Die Bewilligung von Unterhaltsgeld schließt auch bei einem deswegen ruhenden Anspruch auf Arbeitslosengeld nicht ohne weiteres die Aufhebung der Arbeitslosengeldbewilligung ein.

 

Normenkette

SGB 10 § 50 Abs 1 Fassung: 1980-08-18; AFG § 44 Abs 6 S 1 Fassung: 1969-06-25, § 151 Abs 2, § 118 Abs 1 Nr 1 Fassung: 1969-06-25

 

Verfahrensgang

Schleswig-Holsteinisches LSG (Entscheidung vom 30.09.1983; Aktenzeichen L 1 Ar 25/83)

SG Lübeck (Entscheidung vom 31.01.1983; Aktenzeichen S 8 Ar 230/81)

 

Tatbestand

Streitig ist die Aufhebung der Bewilligung einer Leistung und deren Rückforderung in Höhe von 8.131,32 DM.

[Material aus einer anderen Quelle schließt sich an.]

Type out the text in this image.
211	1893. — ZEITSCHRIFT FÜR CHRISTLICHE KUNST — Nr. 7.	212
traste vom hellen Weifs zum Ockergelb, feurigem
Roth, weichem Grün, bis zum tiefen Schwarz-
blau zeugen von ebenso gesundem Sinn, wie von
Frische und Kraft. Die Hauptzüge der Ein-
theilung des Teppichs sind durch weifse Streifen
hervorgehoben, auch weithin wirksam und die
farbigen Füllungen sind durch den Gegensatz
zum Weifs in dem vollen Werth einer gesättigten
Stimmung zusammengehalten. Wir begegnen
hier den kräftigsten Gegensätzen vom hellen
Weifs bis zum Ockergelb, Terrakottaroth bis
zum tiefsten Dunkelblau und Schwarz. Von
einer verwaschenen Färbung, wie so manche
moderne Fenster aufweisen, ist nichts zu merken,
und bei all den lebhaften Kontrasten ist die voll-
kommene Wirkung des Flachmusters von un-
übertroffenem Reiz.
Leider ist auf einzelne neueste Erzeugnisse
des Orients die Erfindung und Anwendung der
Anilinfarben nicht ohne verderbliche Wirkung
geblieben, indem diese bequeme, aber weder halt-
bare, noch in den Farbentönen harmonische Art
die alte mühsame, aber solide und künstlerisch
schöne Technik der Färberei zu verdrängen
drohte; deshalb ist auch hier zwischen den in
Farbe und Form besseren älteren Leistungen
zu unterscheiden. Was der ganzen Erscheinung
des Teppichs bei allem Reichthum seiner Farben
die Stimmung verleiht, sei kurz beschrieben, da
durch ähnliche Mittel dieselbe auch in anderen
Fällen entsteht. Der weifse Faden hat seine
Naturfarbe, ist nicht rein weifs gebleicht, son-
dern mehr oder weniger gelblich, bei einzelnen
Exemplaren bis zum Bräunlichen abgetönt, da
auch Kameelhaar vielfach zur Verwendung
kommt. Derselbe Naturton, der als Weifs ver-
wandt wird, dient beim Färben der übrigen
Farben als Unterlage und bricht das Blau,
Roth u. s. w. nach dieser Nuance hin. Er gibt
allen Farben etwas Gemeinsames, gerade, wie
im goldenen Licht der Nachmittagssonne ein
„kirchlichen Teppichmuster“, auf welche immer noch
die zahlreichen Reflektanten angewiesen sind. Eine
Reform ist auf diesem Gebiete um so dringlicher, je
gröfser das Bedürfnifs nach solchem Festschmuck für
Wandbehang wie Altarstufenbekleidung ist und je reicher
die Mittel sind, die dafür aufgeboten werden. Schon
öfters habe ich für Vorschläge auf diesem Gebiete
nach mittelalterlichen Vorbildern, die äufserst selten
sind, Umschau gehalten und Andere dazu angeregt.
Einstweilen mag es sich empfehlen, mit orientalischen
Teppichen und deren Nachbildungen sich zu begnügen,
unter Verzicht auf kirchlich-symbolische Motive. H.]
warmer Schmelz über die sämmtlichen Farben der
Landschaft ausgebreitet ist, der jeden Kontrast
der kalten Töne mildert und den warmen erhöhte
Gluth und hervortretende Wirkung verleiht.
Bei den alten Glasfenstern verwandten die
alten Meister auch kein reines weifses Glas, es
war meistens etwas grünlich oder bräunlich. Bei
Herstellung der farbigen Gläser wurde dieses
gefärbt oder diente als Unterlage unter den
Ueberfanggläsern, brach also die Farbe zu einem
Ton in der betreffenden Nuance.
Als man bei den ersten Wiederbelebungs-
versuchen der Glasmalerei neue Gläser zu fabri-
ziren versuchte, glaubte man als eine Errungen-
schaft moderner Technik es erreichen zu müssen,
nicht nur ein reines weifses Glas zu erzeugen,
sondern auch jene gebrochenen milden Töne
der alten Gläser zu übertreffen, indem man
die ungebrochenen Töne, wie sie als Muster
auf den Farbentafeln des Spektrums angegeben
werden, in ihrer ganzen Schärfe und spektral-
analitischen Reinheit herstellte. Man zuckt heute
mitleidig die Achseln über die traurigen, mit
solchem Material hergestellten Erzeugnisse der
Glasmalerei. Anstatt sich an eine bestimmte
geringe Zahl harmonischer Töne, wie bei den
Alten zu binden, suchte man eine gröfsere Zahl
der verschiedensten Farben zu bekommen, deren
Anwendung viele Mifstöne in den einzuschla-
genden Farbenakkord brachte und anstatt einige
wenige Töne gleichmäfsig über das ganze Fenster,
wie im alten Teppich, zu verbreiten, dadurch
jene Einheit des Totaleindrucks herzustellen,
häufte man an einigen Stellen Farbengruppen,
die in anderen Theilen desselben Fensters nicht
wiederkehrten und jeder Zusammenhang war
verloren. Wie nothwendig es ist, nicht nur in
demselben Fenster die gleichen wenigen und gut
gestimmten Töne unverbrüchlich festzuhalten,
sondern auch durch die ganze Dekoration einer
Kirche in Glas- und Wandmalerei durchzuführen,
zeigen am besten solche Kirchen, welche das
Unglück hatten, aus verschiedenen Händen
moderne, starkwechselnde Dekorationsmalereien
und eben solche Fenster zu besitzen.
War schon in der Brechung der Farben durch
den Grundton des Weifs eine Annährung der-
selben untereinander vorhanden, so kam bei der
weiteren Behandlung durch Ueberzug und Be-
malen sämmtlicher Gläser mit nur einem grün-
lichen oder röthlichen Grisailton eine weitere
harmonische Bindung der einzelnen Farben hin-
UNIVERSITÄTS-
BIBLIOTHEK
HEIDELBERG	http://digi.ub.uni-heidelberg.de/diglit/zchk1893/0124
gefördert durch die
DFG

Der Kläger bezog Arbeitslosengeld (Alg) ab Januar 1977, das ihm für 312 Wochentage bewilligt war. Im Hinblick auf eine am 1. März 1977 begonnene und bis zum 28. Februar 1979 durchzuführende Umschulung zum Friseur bezog er für die Folgezeit anstelle des Alg Unterhaltsgeld (Uhg). Wegen Abbruchs der Maßnahme am 27. September 1978 "ohne wichtigen Grund" hob die Beklagte die Uhg-Bewilligung für die Zeit ab 1. März 1977 auf und berechnete die Rückforderung auf 21.956,59 DM (Bescheid vom 10. März 1980). Auf den Widerspruch des Klägers erkannte die Beklagte einen wichtigen Grund an und beschränkte den Uhg-Entzug auf die Zeit ab 28. September 1978 und die Rückforderung auf 8.131,32 DM (Bescheid vom 14. September 1981); im übrigen wurde der Widerspruch zurückgewiesen (Bescheid vom 28. September 1981). Die Klage blieb in beiden Vorinstanzen erfolglos. Das Landessozialgericht (LSG) sah die Aufhebung der Uhg-Bewilligung für die Zeit ab Abbruch der Maßnahme am 27. September 1978 und die Rückforderung des geleisteten Uhg in Höhe von 8.131,32 DM als gerechtfertigt an. Entgegen der Auffassung des Klägers liege der besondere Rückforderungsausschließungsgrund des § 44 Abs 6 des Arbeitsförderungsgesetzes (AFG) nicht vor. Dieser beziehe sich sowohl nach dem Wortsinn als auch Sinn und Zweck zufolge nur auf das vor dem Abbruch geleistete Uhg. Der Rückforderung stehe auch keine Aufrechnungslage entgegen. Der gemäß § 118 Abs 1 Nr 1 AFG wegen des Uhg ruhende Anspruch auf Alg sei dem Kläger entzogen worden. Das Alg hätte deswegen nach Abbruch der Maßnahme erneut beantragt werden müssen.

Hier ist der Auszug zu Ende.